Мы разговорились с ним о наших краях и о родне, как вдруг Теодор наставил ружье на какого-то человека в плаще из грубого домотканого сукна, поднимавшегося по склону между каменных глыб, но тот крикнул:
— Земля — ложе мое!
— Небо — покров мой! — отозвался брат и перекинул ружье через плечо.
То возвратился наш Гедеон Лапорт. Он спустился с гор и ходил далеко, за Алее, чтобы встретиться с неким молодым пекарем из Андюзы, который возглавляет отряд в восемьсот человек{46}. Через Лапорта он велел нам идти завтра за соединение с ним — в сторону Колле. Теодор повел со мною странные речи:
— Ах, Самуил! Раненько поднялся дядюшка Лапорт. Теперь он соберет в один кулак своих людей. Самое сейчас время ударить как следует, потому что король занят войной и ему не с руки посылать на нас свои войска. Да и то сказать, маршалы и герцоги в своих дворцах не сразу поверят, что какие-то чумазые пастухи на них разгневались! Ах, если бы Лондон, Гаага и Женева нам подмогли!..
Я с живостью ответил:
— Молчи об этом, Теодор. Все в руках божьих!
Брат взглянул на меня вдруг как-то чудно и усмехнулся совсем не к месту… Но тут Соломон Кудерк стал всех созывать на молитву.

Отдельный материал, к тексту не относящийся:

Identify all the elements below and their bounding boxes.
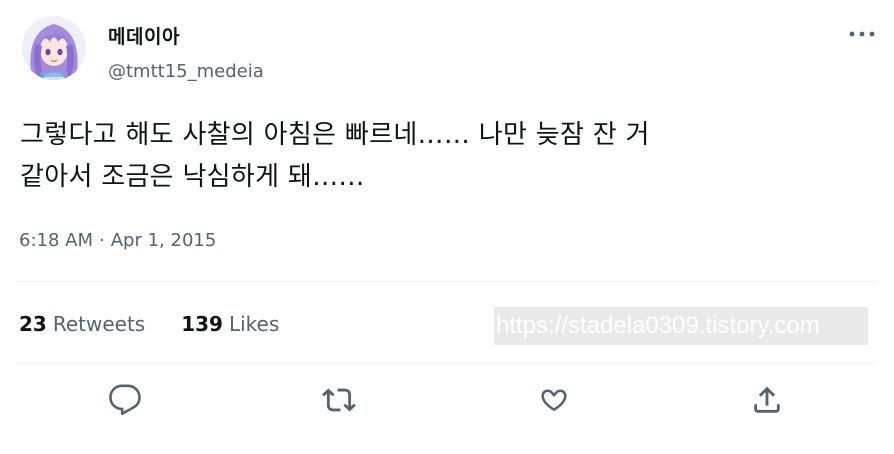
likes-label: Likes	[228, 312, 280, 336]
reply-icon	[109, 384, 141, 416]
anime-avatar-icon	[22, 16, 86, 80]
tweet-card: 메데이아 @tmtt15_medeia 그렇다고 해도 사찰의 아침은 빠르네……	[0, 0, 894, 454]
user-handle[interactable]: @tmtt15_medeia	[108, 60, 264, 84]
tweet-text-line-1: 그렇다고 해도 사찰의 아침은 빠르네…… 나만 늦잠 잔 거	[20, 120, 650, 150]
more-options-button[interactable]	[846, 24, 878, 44]
tweet-stats: 23 Retweets 139 Likes	[19, 311, 279, 337]
tweet-action-bar	[0, 378, 894, 426]
retweet-icon	[322, 388, 356, 412]
divider	[16, 362, 876, 363]
retweets-count: 23	[19, 312, 47, 336]
retweets-label: Retweets	[52, 312, 146, 336]
tweet-time: 6:18 AM	[19, 230, 93, 251]
share-icon	[754, 386, 780, 413]
more-horizontal-icon	[849, 31, 875, 37]
display-name[interactable]: 메데이아	[108, 25, 180, 49]
avatar[interactable]	[22, 16, 86, 80]
retweet-button[interactable]	[319, 378, 359, 422]
likes-count: 139	[181, 312, 223, 336]
share-button[interactable]	[747, 378, 787, 422]
tweet-text: 그렇다고 해도 사찰의 아침은 빠르네…… 나만 늦잠 잔 거같아서 조금은 낙…	[20, 114, 880, 198]
watermark: https://stadela0309.tistory.com	[494, 307, 868, 345]
like-button[interactable]	[534, 378, 574, 422]
tweet-text-line-2: 같아서 조금은 낙심하게 돼……	[20, 162, 365, 192]
divider	[16, 281, 876, 282]
tweet-timestamp[interactable]: 6:18 AM · Apr 1, 2015	[19, 229, 216, 253]
tweet-date: Apr 1, 2015	[110, 230, 217, 251]
timestamp-separator: ·	[99, 230, 105, 251]
retweets-stat-link[interactable]: 23 Retweets	[19, 311, 145, 337]
likes-stat-link[interactable]: 139 Likes	[181, 311, 279, 337]
reply-button[interactable]	[105, 378, 145, 422]
heart-icon	[541, 389, 567, 411]
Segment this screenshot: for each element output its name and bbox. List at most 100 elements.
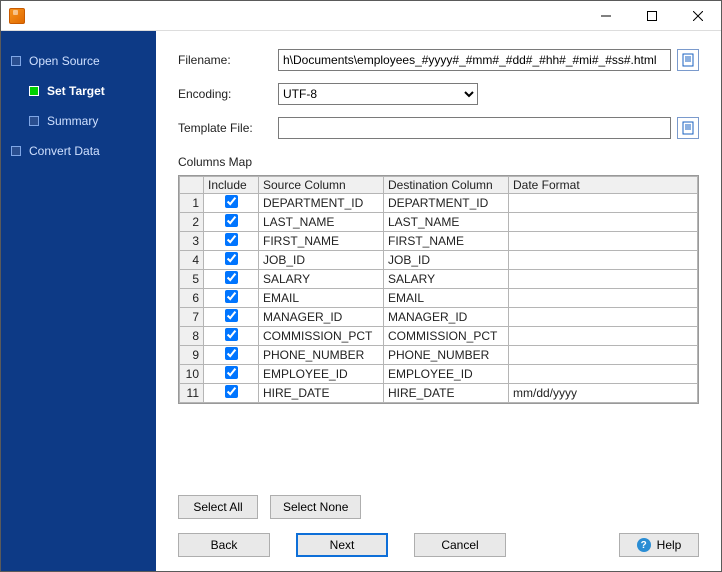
include-cell[interactable] [204, 346, 259, 365]
table-row[interactable]: 3FIRST_NAMEFIRST_NAME [180, 232, 698, 251]
filename-row: Filename: [178, 49, 699, 71]
source-cell[interactable]: MANAGER_ID [259, 308, 384, 327]
select-all-button[interactable]: Select All [178, 495, 258, 519]
col-source[interactable]: Source Column [259, 177, 384, 194]
source-cell[interactable]: EMAIL [259, 289, 384, 308]
template-input[interactable] [278, 117, 671, 139]
dest-cell[interactable]: PHONE_NUMBER [384, 346, 509, 365]
nav-summary[interactable]: Summary [23, 111, 152, 131]
nav-label: Summary [47, 114, 98, 128]
source-cell[interactable]: DEPARTMENT_ID [259, 194, 384, 213]
format-cell[interactable] [509, 251, 698, 270]
include-checkbox[interactable] [225, 214, 238, 227]
include-checkbox[interactable] [225, 252, 238, 265]
dest-cell[interactable]: EMPLOYEE_ID [384, 365, 509, 384]
table-row[interactable]: 10EMPLOYEE_IDEMPLOYEE_ID [180, 365, 698, 384]
source-cell[interactable]: LAST_NAME [259, 213, 384, 232]
cancel-button[interactable]: Cancel [414, 533, 506, 557]
select-none-button[interactable]: Select None [270, 495, 361, 519]
nav-marker-icon [29, 86, 39, 96]
table-row[interactable]: 4JOB_IDJOB_ID [180, 251, 698, 270]
dest-cell[interactable]: SALARY [384, 270, 509, 289]
format-cell[interactable] [509, 270, 698, 289]
format-cell[interactable] [509, 308, 698, 327]
help-button[interactable]: ? Help [619, 533, 699, 557]
include-checkbox[interactable] [225, 233, 238, 246]
source-cell[interactable]: COMMISSION_PCT [259, 327, 384, 346]
close-button[interactable] [675, 1, 721, 30]
include-checkbox[interactable] [225, 385, 238, 398]
format-cell[interactable] [509, 365, 698, 384]
dest-cell[interactable]: EMAIL [384, 289, 509, 308]
nav-open-source[interactable]: Open Source [5, 51, 152, 71]
table-row[interactable]: 7MANAGER_IDMANAGER_ID [180, 308, 698, 327]
format-cell[interactable] [509, 213, 698, 232]
source-cell[interactable]: FIRST_NAME [259, 232, 384, 251]
wizard-buttons: Back Next Cancel ? Help [178, 533, 699, 557]
include-checkbox[interactable] [225, 290, 238, 303]
client-area: Open Source Set Target Summary Convert D… [1, 31, 721, 571]
columns-map-grid[interactable]: Include Source Column Destination Column… [178, 175, 699, 404]
include-cell[interactable] [204, 384, 259, 403]
include-checkbox[interactable] [225, 347, 238, 360]
dest-cell[interactable]: HIRE_DATE [384, 384, 509, 403]
maximize-button[interactable] [629, 1, 675, 30]
row-number: 2 [180, 213, 204, 232]
format-cell[interactable] [509, 194, 698, 213]
dest-cell[interactable]: LAST_NAME [384, 213, 509, 232]
dest-cell[interactable]: MANAGER_ID [384, 308, 509, 327]
col-dest[interactable]: Destination Column [384, 177, 509, 194]
include-cell[interactable] [204, 308, 259, 327]
row-number: 8 [180, 327, 204, 346]
table-row[interactable]: 1DEPARTMENT_IDDEPARTMENT_ID [180, 194, 698, 213]
dest-cell[interactable]: DEPARTMENT_ID [384, 194, 509, 213]
include-checkbox[interactable] [225, 271, 238, 284]
dest-cell[interactable]: JOB_ID [384, 251, 509, 270]
minimize-button[interactable] [583, 1, 629, 30]
help-label: Help [657, 538, 682, 552]
include-cell[interactable] [204, 289, 259, 308]
table-row[interactable]: 11HIRE_DATEHIRE_DATEmm/dd/yyyy [180, 384, 698, 403]
table-row[interactable]: 9PHONE_NUMBERPHONE_NUMBER [180, 346, 698, 365]
format-cell[interactable] [509, 232, 698, 251]
nav-marker-icon [11, 146, 21, 156]
table-row[interactable]: 5SALARYSALARY [180, 270, 698, 289]
dest-cell[interactable]: FIRST_NAME [384, 232, 509, 251]
include-cell[interactable] [204, 251, 259, 270]
nav-convert-data[interactable]: Convert Data [5, 141, 152, 161]
source-cell[interactable]: EMPLOYEE_ID [259, 365, 384, 384]
source-cell[interactable]: SALARY [259, 270, 384, 289]
format-cell[interactable] [509, 289, 698, 308]
next-button[interactable]: Next [296, 533, 388, 557]
source-cell[interactable]: PHONE_NUMBER [259, 346, 384, 365]
include-checkbox[interactable] [225, 328, 238, 341]
format-cell[interactable]: mm/dd/yyyy [509, 384, 698, 403]
encoding-select[interactable]: UTF-8 [278, 83, 478, 105]
dest-cell[interactable]: COMMISSION_PCT [384, 327, 509, 346]
back-button[interactable]: Back [178, 533, 270, 557]
include-cell[interactable] [204, 327, 259, 346]
include-checkbox[interactable] [225, 366, 238, 379]
col-include[interactable]: Include [204, 177, 259, 194]
include-cell[interactable] [204, 232, 259, 251]
table-row[interactable]: 6EMAILEMAIL [180, 289, 698, 308]
table-row[interactable]: 8 COMMISSION_PCTCOMMISSION_PCT [180, 327, 698, 346]
source-cell[interactable]: JOB_ID [259, 251, 384, 270]
include-cell[interactable] [204, 194, 259, 213]
format-cell[interactable] [509, 346, 698, 365]
include-cell[interactable] [204, 213, 259, 232]
col-format[interactable]: Date Format [509, 177, 698, 194]
include-cell[interactable] [204, 365, 259, 384]
encoding-row: Encoding: UTF-8 [178, 83, 699, 105]
format-cell[interactable] [509, 327, 698, 346]
table-row[interactable]: 2 LAST_NAMELAST_NAME [180, 213, 698, 232]
include-checkbox[interactable] [225, 309, 238, 322]
source-cell[interactable]: HIRE_DATE [259, 384, 384, 403]
filename-input[interactable] [278, 49, 671, 71]
include-cell[interactable] [204, 270, 259, 289]
include-checkbox[interactable] [225, 195, 238, 208]
browse-filename-button[interactable] [677, 49, 699, 71]
nav-set-target[interactable]: Set Target [23, 81, 152, 101]
nav-marker-icon [29, 116, 39, 126]
browse-template-button[interactable] [677, 117, 699, 139]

— Ступай, Теодор, помолись. Я постою за тебя в дозоре.
Теодор ответил, что с пего двух молений в день вполне достаточно, даже в воскресенье; и еще пробормотал, что куда было бы умнее всем отдохнуть хорошенько — тогда легче будет перевалить через горы с пустым желудком.
Восковые свечи, которые мы захватывали тысячами при разгроме церквей, отодвигали в сторону ночную тьму. Пророк в лохмотьях стоял в середине круга с Библией в руках, открытой на Книге судей, — там говорится о подвигах Гедеоновых, о победе над мадианитянами, о преследовании бежавших врагов, коих отогнали за Иордан.
Мы стояли па коленях, непрестанно повторяя «Господи, помилуй!.. Господи, помилуй!..» Затем на родном севеннском наречии стали молиться за малый наш народ, удрученный тяжкими бедствиями:
Мы спели также любимый Франсуа Виваном псалом 69-й, псалом 51-й, с которым шли наш Гедеон, Авраам Мазель и Соломон Кудерк с вершины Бужеса к дому аббата Шайла; и опять мы запели 69-й псалом, как Пьер Сегье, когда взошел на костер, а затем 118-й, в котором сто семьдесят шесть четверостиший, а заканчивается он следующими строками:
И вдруг пророк воскликнул, что сошел на него дух, и бросился на землю. Затем он стал пророчествовать па французском языке, что завтра мы будем преследовать бегущих от нас врагов и прогоним их за Иордан.
— «И держали в левой руке своей светильники, а в правой руке трубы, и трубили, и кричали: «меч Господа и Гедеона!»
Восклицая это, он простирал к небу большие свои руки, влажные от испарины и блестевшие при огнях множества свечей.
Всех била дрожь, и многие с воплями упали навзничь.
Пророк же обходил наши ряды, всматривался в каждого и «по наущению духа свята» указывал па тех, кто не достоин был взять в руки пылающий меч архангелов. Очень много оказалось таких, кому дух повелел выйти из рядов, а посему решили, что до перехода через наш Иордан весь отряд будет поститься и лишать себя сна.
Я начал запись тотчас же по окончании нашего прощального воскресного молитвословия. Через час выступаем. Вдалеке, на краю утеса видна неподвижная человеческая фигура, маленькая, но четко выделяющаяся, черная на красном поле зари, разгорающейся над Финьелем: это мой брат Теодор стоит в дозоре с ружьем за плечами.